Robert Cray – Still Persuasive at 63

dsc_9248It’s a tiny ballroom venue.  It’s hot, it’s sweaty, it’s intimate, it’s fun – and it’s 1983.  That was the last time I saw Robert Cray live on a stage.  Portsmouth England, with Scottish legends Blues n Trouble supporting.  Cray was only into the eighth of his currently forty years of touring then.  At Cologne’s Tanzbrunnen Theatre, thirty three years later, would the fire still burn?

In 1983 Robert Cray looked the spitting image of a young Mohammed Ali.  I’m looking through my Nikon viewfinder at a man more reminiscent of the present Barrack Obama, but the elder statesman look suits Robert Cray.  For many younger Blues fans Cray is an elder statesman of the genre – indeed, as time increasing robs us of his peers, he’s the next generation after Clapton.  That 1990 gig in Wisconsin playing  ‘Sweet Home Alabama’ alongside Clapton and Stevie Ray which were to be the latters last moments on a stage sealed Cray’s place as a Blues kingpin for the next generation, and respect, he’s been a noble ambassador in true BB King tradition.

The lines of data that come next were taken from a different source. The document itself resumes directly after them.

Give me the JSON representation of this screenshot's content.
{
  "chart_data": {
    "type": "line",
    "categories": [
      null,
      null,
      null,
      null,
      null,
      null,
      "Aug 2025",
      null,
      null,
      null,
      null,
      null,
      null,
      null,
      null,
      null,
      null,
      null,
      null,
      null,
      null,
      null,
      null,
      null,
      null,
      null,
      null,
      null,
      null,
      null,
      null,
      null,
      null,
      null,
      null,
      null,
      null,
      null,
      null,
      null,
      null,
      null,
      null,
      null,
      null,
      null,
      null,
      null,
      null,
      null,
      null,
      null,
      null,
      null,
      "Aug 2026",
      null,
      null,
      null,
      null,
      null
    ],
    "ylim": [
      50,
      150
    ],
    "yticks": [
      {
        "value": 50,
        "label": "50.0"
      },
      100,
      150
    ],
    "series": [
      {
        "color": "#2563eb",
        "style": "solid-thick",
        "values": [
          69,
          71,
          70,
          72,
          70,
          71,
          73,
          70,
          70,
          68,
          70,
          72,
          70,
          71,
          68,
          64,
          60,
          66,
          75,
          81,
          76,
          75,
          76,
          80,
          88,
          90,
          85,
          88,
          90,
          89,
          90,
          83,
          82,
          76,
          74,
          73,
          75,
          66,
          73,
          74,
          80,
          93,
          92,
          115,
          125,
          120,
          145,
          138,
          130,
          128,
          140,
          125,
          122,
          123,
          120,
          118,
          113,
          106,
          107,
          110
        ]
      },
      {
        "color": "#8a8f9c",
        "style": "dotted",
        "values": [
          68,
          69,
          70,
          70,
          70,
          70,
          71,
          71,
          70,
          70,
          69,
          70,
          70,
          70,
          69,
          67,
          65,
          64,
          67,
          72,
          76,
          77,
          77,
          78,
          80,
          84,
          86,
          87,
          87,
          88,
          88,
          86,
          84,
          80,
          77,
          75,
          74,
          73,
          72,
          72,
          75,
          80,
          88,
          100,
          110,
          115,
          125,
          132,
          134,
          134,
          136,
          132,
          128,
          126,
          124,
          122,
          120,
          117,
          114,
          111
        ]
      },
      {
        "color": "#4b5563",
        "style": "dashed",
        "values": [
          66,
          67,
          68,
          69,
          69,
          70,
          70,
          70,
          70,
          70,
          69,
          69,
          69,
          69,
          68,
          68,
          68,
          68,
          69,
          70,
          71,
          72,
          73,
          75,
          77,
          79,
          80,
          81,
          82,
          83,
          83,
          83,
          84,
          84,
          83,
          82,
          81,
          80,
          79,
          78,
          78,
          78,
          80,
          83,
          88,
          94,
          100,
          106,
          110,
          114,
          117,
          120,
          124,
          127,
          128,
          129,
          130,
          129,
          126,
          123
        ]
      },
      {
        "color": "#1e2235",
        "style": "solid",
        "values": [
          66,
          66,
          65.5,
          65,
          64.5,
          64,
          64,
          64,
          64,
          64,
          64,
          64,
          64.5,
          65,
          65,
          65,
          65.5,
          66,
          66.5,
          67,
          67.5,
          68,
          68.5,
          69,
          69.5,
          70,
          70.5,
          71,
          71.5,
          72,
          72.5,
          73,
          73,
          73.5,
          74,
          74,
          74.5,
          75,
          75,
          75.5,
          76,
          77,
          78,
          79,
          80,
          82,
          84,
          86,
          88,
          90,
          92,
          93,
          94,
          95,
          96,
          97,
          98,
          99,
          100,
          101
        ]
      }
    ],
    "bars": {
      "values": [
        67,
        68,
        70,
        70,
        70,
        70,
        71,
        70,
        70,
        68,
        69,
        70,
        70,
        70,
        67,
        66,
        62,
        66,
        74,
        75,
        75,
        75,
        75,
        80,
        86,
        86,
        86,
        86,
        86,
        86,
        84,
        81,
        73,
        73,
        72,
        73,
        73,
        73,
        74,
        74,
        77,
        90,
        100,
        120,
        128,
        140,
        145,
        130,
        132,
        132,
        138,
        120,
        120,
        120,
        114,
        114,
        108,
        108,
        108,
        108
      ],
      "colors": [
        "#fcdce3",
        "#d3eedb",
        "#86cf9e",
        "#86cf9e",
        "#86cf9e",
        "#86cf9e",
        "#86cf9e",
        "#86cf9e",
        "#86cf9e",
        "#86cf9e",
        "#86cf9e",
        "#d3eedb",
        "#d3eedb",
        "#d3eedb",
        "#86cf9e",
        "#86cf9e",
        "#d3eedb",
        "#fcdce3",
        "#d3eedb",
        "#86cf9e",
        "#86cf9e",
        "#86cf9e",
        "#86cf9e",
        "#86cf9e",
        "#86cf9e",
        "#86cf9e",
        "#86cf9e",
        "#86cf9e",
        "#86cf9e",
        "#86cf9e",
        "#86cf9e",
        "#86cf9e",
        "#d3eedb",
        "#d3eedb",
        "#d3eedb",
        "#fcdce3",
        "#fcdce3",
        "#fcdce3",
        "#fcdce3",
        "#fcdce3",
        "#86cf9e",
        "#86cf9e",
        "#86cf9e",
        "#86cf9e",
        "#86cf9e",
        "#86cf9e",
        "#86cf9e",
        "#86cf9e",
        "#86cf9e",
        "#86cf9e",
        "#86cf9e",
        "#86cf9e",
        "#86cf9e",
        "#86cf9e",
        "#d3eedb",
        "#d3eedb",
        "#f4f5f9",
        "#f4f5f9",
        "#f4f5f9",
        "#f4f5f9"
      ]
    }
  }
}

So long ago now but I still remember the audio thrill of catching the Man for the first time, playing ‘Phonebooth’ on that staple programme for all serious Brit music lovers ‘Old Grey Whistle Test’.  It’s still a popular part of the set 33 years on, at least for me.  Much of the seated audience though seems to want tracks from Cray’s 80’s releases ‘Strong Persuader’ and ‘Don’t be afraid of the dark’.  When the band encore someone even calls out the latter to be answered by Cray “Oh, I’m Not!”they are rewarded in the set itself with a funky version of ‘Right Next Door (Because of me)’ courtesy of some deep picking by longtime bassist and co-writer Richard Cousins  who adds some lightness to the evening onstage  with the occasional little dance mid-song.  Given the bunched together seating he was the only one with that option.


At one point Cray announces somewhat optimistically “Here’s a funky little number that you can dance to” which seemed as far removed from the reality of the situation as the audio voice-over before the show announcing that “Picture taking is permitted but without flash only” seconds before I was granted permission to shoot for just one song, from the centre corridor only, and not directly in front of the stage (which put me directly in front of Cray’s mike stand which he stood behind for the entire song).

Veteran Cray bassman and co-writer Richard Cousins

Veteran Cray bassman and co-writer Richard Cousins

The show that followed was precision engineered  Blues Rock with only an occasional break for raw emotion which made Cray’s bar-room swaggering take of ‘Sitting on top of the World’ all the more enjoyable and precious (thanks especially to the keys of Dover Weinerg).  The strident ‘You Move Me’ managed to get feet tapping and my favourite ballad of the evening ‘Time makes two’ brought goose-bumps to not a few of the audience I suspect.  Some memorable musical moments then, but at times I found myself detached from the atmosphere despite the small venue both visually and audibly.  A design fault of the venue rather than Cray’s for the most part. I couldn’t help noticing that the cheers and waves came from the centre aisles whilst those either side sat for the most part in silence so it wasn’t just me.  It’s the ‘curse’ of many a musical great it seems to find themselves playing in seated theatres of course, and I could see better than ever the reasoning behind bass superstar Carmine Rojas’s decision to exchange the arenas behind Joe Bonamassa for the clubs behind Ryan McGarvey.

Living Legend - Robert Cray

Living Legend – Robert Cray

All in all I preferred the RC band in that 1983 sweaty Portsmouth Locarno Ballroom and the sense I was witness to the beginning of something special – which I was.  It was the sense I got last week at The Harmonie watching Devon Allman (currently topping the Billboard Blues Chart) for twice the atmosphere and half the price.   That’s not to devalue Robert Cray or his position as one of the most influencial Blues Ambassadors around today.  When he came along with those Blues-Pop crossover tunes in the 80’s he was having hits at a time when Blues was out of fashion, creating a lifeline that kept the genre alive between Clapton’s prominence and the rise of today’s emerging stars.  “Here’s one going back, but not back that far – cos I’m not so old!” he joked before ‘Forecast calls for pain’.  At a ‘young’ 63 there’s undoubtedly more good music to come from Robert Cray – just a shame the dancing days seem to be over.